Je reconnais assez bien cette voix je dois dire. L'homme tourne son visage vers le rétroviseur, et c'est celui de David qui apparaît, souriant. Je suis surprise un instant, sans le lui montrer, et je prends une gestuelle tout à fait naturelle, comme si sa remarque ne m'avait rien fait.

- Avec le coup qu'il m'a fait, il pouvait bien se le permettre.

David rigole silencieusement. Nous nous disons quelques mots avant d'arriver au lycée. Mon chauffeur personnel se contente de s'arrêter au milieu du parking, alors que de nombreuses voitures occupent déjà les places. Je souffle un bon coup, et, du plus gracieusement que je peux pour garder une certaine contenance, j'ouvre la portière de la voiture et pose un pied, ou plutôt un talon, sur le bitume. Moi qui m'étais vite habituée à la position assise, me revoilà haussée sur des échasses. J'essaye de me persuader mentalement que je m'y habituerai au fur et à mesure que le temps passera, remercie David pour la balade, et lui dit qu'il peut y aller. Je me débrouillerai pour rentrer tout à l'heure.

Seuls quelques lampadaires illuminent le parking. Je vois de loin la porte du gymnase, et aperçois le faux gardien. Personne n'attend devant, alors j'en déduis que tout le monde est déjà à l'intérieur. Je m'avance d'abord doucement, à cause de mes chaussures inconfortables, puis j'accélère la cadence petit à petit lorsque je m'y habitue. Quand j'arrive devant l'homme en costard et aux lunettes de soleil, que je ne connais pas, bien évidemment, j'hésite à lui demander s'il est celui que je pense être. S'ils n'ont pas réussi à annuler la réservation, je serai mal barrée. Mais celui-ci me devance :

- Vous êtes l'agent Menson ?

- Si ça n'était pas moi, vous auriez fait quoi ? demandé-je, sarcastique mais intéressée.

La discrétion n'est pas son fort, c'est sûr. S'il s'était trompé de personne et serait tombé sur Camille Gredford, la nouvelle n'aurait pas mis moins d'une heure pour faire le tour du lycée. Pour simple réponse, l'agent m'informe :

- Il y en a trois autres à l'intérieur, en plus de l'agent Peterson.
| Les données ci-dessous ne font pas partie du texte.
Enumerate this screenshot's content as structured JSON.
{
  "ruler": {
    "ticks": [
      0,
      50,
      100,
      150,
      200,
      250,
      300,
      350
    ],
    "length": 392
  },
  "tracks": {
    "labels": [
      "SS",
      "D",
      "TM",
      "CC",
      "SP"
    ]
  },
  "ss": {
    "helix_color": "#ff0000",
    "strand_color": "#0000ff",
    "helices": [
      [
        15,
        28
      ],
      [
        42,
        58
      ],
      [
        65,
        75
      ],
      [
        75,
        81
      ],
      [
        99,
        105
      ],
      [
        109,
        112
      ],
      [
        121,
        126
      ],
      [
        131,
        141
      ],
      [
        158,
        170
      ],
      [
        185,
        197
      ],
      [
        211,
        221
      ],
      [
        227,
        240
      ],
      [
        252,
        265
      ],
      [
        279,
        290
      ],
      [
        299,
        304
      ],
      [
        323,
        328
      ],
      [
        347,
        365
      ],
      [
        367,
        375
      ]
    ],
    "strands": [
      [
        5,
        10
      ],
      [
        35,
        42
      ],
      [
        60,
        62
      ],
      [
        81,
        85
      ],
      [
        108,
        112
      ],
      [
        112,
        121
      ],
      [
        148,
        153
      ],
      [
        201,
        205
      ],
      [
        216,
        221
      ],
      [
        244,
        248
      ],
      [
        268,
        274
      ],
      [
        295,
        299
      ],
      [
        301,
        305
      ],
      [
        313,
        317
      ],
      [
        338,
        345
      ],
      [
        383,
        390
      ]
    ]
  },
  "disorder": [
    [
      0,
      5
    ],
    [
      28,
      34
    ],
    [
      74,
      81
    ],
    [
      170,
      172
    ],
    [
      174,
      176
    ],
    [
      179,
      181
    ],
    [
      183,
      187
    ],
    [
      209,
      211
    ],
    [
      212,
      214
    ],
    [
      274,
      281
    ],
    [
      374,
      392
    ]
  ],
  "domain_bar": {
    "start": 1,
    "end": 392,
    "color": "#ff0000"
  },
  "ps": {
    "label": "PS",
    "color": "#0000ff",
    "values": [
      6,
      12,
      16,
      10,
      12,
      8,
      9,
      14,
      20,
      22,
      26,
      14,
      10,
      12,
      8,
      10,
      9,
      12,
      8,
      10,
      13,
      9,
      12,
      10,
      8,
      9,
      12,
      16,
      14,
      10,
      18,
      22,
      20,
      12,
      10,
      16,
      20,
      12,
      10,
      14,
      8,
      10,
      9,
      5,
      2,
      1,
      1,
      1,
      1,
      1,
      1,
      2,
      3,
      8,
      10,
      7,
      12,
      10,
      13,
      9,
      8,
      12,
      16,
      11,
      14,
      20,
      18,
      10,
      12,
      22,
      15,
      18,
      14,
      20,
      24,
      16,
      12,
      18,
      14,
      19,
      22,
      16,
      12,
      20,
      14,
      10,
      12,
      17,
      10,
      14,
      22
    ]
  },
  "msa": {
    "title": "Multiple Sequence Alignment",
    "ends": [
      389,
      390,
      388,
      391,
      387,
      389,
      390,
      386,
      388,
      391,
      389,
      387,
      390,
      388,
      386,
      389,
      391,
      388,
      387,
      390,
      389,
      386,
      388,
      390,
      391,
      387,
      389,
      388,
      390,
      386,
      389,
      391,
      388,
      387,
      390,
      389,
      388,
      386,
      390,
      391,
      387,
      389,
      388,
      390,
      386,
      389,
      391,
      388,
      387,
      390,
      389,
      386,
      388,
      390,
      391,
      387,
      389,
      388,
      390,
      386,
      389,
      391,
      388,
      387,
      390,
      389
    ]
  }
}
S'il y a le moindre problème, on appelle Stevens et il vient en renfort.

- Oui, et puis l'agent Peterson comme vous dites, et moi-même, n'avons plus aucune couverture. Je suis là, et  mon coéquipier aussi, vous n'auriez même pas dû venir dans ce cas-là. Vous allez vous faire remarquer. Imaginez trois grand molosses à moustaches au beau milieu des élèves.

- Nous avons suivi vos instructions. Vous nous avez demandé, nous sommes là.

- Oui, et moi on m'a empêché de faire ce que je voulais, alors maintenant vous allez renvoyer vos collègues qui sont à l'intérieur, et vous, vous restez ici au cas où. De toute façon, vous n'avez pas le choix puisqu'il nous faut un agent de sécurité.

Il donne des ordres à un micro se trouvant dans sa manchette, et après un signe de tête explicite, je comprends que les agents commencent à sortir pour rejoindre la PPAE. Je jette un dernier coup d'œil à l'homme avant de rentrer dans le gymnase. De grands rideaux noirs forment un couloirs très court qui coupe la soirée du reste du monde. Autrement dit, je ne vois pour l'instant personne, et personne ne me voit. J'entends la musique commencer à jouer, je sais qu'au moins j'ai loupé le discours du directeur. Tout le monde est à l'intérieur, il ne manque plus que moi, qui ne suis même pas censée être là. Je pousse les rideaux de chaque côté et entre enfin dans la salle.